The story does have a happy ending – Angela’s daughter eventually went to college to make up for the missing years and mother and daughter are now reunited. But this is not necessarily the remarkable part.
Angela anonymously took part in a Channel 4 documentary to raise awareness of the issue: several months later, the BNP used Angela’s (anonymous) evidence to stir up racial hatred in the run-up to the local elections in Keighley,
Angela could have kept her anonymity and refused to comment. She was incensed, however, at the far right using her daughter’s experience as a convenient peg on which to hang some knee-jerk racism. Angela took the incredibly brave step of stepping out of the shadow of anonymity and decided to stand in the local elections in opposition to the incumbent BNP councillor. Angela is not an educated, middle class woman. She is a very ordinary, working-class, single parent who simply knew that stirring up racial hatred was wrong. The issue, she argued, was one of criminality and not race. Angela whupped their ass in the election – a swing to labour of 11.4% in an election where the national trend suggested a protest vote against Blair’s war in
I don’t know Keighley, but I know the culture.

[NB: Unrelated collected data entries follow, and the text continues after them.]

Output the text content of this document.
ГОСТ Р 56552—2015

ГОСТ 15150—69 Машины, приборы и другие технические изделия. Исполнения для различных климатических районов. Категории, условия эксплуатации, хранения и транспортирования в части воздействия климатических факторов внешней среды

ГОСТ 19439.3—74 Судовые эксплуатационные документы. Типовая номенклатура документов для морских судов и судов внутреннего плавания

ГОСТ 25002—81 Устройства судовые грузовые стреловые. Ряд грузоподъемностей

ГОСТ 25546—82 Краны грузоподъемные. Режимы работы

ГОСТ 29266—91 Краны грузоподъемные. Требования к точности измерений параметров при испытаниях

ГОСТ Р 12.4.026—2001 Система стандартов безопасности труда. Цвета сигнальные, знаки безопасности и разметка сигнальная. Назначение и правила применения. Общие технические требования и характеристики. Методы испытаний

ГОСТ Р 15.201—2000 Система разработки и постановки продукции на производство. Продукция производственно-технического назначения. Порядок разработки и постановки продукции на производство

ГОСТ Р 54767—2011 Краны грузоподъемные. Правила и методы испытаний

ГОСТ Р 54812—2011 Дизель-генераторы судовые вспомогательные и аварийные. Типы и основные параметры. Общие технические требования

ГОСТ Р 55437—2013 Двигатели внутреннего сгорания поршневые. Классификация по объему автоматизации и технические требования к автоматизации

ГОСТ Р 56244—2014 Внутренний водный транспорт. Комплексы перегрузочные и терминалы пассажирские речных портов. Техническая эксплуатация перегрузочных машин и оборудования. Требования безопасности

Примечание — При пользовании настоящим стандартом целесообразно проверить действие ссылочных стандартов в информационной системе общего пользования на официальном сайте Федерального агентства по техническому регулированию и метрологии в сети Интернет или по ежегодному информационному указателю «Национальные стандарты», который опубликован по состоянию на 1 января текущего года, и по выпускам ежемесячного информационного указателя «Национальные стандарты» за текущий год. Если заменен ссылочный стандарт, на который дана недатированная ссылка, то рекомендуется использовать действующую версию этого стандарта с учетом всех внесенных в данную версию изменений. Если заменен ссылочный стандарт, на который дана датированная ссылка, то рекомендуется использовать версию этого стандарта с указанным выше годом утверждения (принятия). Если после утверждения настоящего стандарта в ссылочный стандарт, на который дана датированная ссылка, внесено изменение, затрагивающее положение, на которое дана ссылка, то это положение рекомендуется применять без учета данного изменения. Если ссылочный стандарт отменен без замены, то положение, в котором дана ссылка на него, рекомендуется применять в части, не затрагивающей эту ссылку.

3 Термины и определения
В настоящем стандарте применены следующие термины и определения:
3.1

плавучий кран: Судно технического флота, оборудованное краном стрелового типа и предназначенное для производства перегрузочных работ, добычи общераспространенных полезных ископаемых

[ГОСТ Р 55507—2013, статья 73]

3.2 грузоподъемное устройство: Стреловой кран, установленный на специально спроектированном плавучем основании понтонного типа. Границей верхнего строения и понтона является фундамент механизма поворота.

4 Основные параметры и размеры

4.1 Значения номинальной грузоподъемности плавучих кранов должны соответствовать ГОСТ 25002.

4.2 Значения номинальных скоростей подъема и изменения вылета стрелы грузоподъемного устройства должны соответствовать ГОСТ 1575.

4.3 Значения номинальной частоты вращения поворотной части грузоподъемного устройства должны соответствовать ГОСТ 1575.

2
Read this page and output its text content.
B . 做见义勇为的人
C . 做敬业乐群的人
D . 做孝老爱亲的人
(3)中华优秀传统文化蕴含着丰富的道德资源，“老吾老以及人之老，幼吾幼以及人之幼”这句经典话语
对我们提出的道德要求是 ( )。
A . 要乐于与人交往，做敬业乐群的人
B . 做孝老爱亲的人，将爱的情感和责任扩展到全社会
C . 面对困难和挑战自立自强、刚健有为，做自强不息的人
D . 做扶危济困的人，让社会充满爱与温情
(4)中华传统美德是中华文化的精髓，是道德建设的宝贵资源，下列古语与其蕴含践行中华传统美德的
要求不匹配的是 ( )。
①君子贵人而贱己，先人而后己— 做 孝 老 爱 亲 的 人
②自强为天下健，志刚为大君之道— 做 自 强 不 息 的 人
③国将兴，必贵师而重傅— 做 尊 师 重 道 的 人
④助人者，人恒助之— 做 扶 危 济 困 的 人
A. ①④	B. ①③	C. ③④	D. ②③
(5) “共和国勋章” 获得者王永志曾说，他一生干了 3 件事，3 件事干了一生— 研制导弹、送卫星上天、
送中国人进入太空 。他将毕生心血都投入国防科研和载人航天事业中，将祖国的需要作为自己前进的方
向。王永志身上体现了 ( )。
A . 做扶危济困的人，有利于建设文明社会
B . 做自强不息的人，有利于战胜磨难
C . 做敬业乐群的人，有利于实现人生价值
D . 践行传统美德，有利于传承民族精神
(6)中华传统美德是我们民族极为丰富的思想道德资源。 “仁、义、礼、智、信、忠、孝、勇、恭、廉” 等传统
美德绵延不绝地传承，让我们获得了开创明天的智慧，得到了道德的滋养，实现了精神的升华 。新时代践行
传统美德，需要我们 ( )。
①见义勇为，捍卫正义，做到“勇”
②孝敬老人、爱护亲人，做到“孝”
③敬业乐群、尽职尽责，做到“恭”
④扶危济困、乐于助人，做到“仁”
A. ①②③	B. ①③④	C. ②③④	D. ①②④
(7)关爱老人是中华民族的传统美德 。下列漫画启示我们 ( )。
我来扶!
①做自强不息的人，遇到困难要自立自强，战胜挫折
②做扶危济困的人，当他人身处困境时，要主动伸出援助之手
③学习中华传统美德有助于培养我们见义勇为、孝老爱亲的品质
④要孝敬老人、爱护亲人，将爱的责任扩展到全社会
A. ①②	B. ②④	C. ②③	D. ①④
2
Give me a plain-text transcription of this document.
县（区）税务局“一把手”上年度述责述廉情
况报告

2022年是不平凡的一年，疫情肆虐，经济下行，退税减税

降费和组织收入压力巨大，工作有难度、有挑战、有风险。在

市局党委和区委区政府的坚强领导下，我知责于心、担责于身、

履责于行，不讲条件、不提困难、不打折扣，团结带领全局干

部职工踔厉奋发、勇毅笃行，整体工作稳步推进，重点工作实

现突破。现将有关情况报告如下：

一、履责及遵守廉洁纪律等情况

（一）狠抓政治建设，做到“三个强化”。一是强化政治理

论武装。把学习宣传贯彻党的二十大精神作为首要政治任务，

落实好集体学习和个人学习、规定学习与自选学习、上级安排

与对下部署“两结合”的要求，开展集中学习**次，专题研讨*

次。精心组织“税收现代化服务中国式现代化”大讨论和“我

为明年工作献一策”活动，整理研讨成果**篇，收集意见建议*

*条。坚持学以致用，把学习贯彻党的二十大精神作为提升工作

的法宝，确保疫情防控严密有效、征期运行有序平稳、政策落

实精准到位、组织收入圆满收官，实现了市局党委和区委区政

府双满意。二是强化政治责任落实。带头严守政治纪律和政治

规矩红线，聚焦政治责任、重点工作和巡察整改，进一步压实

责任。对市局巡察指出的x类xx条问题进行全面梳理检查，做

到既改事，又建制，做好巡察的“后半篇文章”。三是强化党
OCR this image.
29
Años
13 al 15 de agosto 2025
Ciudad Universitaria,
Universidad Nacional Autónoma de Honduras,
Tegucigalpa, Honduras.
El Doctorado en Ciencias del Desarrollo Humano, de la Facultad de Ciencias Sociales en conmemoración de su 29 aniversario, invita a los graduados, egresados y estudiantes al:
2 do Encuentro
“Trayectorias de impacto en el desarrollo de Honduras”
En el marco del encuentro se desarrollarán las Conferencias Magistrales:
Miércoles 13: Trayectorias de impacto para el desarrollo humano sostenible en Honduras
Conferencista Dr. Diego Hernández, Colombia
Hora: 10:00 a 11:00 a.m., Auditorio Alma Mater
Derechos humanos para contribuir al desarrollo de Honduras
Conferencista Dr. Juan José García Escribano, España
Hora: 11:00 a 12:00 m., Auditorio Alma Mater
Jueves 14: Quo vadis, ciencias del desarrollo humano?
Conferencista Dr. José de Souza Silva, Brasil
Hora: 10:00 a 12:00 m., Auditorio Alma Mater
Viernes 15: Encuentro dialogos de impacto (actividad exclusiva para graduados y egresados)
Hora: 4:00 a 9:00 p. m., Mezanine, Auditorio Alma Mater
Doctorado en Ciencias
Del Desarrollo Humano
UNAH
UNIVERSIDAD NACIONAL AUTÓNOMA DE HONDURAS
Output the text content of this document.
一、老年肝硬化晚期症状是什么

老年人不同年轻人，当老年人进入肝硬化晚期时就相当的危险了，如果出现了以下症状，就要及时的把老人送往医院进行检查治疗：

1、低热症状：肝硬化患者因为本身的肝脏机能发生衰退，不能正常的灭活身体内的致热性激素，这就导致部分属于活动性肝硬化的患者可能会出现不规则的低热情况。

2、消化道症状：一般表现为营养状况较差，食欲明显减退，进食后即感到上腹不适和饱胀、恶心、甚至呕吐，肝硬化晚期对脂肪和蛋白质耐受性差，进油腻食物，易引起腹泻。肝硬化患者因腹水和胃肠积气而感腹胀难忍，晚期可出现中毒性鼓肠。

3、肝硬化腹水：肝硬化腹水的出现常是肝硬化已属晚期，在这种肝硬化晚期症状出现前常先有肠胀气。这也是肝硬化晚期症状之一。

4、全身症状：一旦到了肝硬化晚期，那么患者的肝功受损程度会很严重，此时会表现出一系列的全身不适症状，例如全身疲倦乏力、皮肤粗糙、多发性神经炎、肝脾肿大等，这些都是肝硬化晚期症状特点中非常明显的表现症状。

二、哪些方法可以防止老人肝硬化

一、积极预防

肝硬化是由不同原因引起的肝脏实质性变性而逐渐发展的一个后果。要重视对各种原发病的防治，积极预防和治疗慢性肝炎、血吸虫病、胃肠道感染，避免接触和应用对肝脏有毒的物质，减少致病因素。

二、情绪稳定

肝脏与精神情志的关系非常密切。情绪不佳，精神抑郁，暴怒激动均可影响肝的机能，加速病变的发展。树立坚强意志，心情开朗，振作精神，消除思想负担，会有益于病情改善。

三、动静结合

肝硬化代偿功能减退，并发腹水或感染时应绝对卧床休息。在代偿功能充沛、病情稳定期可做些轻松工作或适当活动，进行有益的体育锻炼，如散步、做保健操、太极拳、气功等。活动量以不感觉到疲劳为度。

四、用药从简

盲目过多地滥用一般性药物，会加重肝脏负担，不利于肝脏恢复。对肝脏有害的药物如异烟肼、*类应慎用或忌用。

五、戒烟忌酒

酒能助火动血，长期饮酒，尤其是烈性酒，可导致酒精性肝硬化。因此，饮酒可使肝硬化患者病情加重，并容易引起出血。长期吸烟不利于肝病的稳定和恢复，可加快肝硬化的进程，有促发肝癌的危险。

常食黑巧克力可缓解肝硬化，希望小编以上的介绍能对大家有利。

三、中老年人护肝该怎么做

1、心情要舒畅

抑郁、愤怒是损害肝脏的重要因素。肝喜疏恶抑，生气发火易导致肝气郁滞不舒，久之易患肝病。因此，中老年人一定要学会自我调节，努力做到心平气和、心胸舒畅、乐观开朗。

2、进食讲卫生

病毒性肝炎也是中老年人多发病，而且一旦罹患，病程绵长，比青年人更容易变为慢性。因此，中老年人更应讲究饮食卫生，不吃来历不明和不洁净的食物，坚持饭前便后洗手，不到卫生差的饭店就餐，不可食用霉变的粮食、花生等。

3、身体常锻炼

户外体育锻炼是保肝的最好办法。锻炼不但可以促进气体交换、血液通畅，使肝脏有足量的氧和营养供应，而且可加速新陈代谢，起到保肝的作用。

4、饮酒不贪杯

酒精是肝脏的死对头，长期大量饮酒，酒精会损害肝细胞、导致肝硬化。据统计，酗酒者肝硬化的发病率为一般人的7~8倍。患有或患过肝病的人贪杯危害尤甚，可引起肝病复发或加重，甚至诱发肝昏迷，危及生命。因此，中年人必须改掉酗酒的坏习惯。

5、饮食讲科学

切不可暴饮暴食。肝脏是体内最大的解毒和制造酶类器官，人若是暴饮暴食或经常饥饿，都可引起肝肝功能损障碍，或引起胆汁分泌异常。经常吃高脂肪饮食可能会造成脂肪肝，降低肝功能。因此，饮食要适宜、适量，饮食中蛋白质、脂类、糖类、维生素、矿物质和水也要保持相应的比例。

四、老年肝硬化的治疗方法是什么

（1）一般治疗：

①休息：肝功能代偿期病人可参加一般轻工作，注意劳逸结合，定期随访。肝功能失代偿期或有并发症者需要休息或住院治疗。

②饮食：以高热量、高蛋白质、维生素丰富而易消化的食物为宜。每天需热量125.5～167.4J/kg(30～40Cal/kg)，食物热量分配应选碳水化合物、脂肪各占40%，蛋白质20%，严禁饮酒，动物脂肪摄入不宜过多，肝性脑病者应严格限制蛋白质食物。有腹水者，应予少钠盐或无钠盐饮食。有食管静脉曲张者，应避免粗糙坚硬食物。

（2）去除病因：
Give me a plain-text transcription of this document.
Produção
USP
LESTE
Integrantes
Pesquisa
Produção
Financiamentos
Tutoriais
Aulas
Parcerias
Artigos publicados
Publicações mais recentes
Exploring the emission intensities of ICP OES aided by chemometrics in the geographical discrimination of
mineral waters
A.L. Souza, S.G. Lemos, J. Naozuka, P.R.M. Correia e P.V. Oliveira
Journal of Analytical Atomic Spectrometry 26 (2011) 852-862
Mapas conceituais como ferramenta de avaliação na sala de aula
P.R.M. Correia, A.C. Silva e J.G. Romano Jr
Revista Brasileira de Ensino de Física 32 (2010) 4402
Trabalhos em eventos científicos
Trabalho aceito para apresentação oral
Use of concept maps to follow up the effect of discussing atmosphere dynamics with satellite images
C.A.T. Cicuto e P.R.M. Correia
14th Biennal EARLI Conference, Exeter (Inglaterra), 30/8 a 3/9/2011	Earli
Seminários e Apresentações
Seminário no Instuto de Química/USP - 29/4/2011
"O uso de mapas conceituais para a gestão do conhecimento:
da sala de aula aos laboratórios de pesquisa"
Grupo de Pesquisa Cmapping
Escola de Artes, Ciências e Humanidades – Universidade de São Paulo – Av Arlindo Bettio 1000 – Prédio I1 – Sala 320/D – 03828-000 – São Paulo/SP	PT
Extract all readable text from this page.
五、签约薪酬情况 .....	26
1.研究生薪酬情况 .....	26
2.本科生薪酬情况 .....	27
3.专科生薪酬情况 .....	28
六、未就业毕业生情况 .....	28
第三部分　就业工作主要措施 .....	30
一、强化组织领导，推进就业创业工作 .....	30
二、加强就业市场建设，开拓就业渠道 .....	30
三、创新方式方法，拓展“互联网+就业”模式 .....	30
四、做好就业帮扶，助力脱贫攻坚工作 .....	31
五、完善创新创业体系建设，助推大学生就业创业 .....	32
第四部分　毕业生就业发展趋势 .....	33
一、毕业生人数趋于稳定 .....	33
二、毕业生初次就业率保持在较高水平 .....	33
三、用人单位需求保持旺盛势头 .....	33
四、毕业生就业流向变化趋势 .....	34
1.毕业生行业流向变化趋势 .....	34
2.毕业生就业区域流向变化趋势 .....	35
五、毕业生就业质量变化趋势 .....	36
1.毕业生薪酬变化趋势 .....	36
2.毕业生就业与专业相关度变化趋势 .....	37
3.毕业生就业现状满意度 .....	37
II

It could just as well be the place where I grew up: a small, industrial town, decimated by the decline of the manufacturing industries; a working-class culture marked by poverty of opportunity and a melee of cultural tensions. I was lucky. I got myself an education. But for all her lack of qualifications and formal political philosophy, Angela is the one who has really made a difference in the world.
I applaud Angela Sinfield for her courage and integrity. I applaud the people of Keighley for having the good sense to vote for her.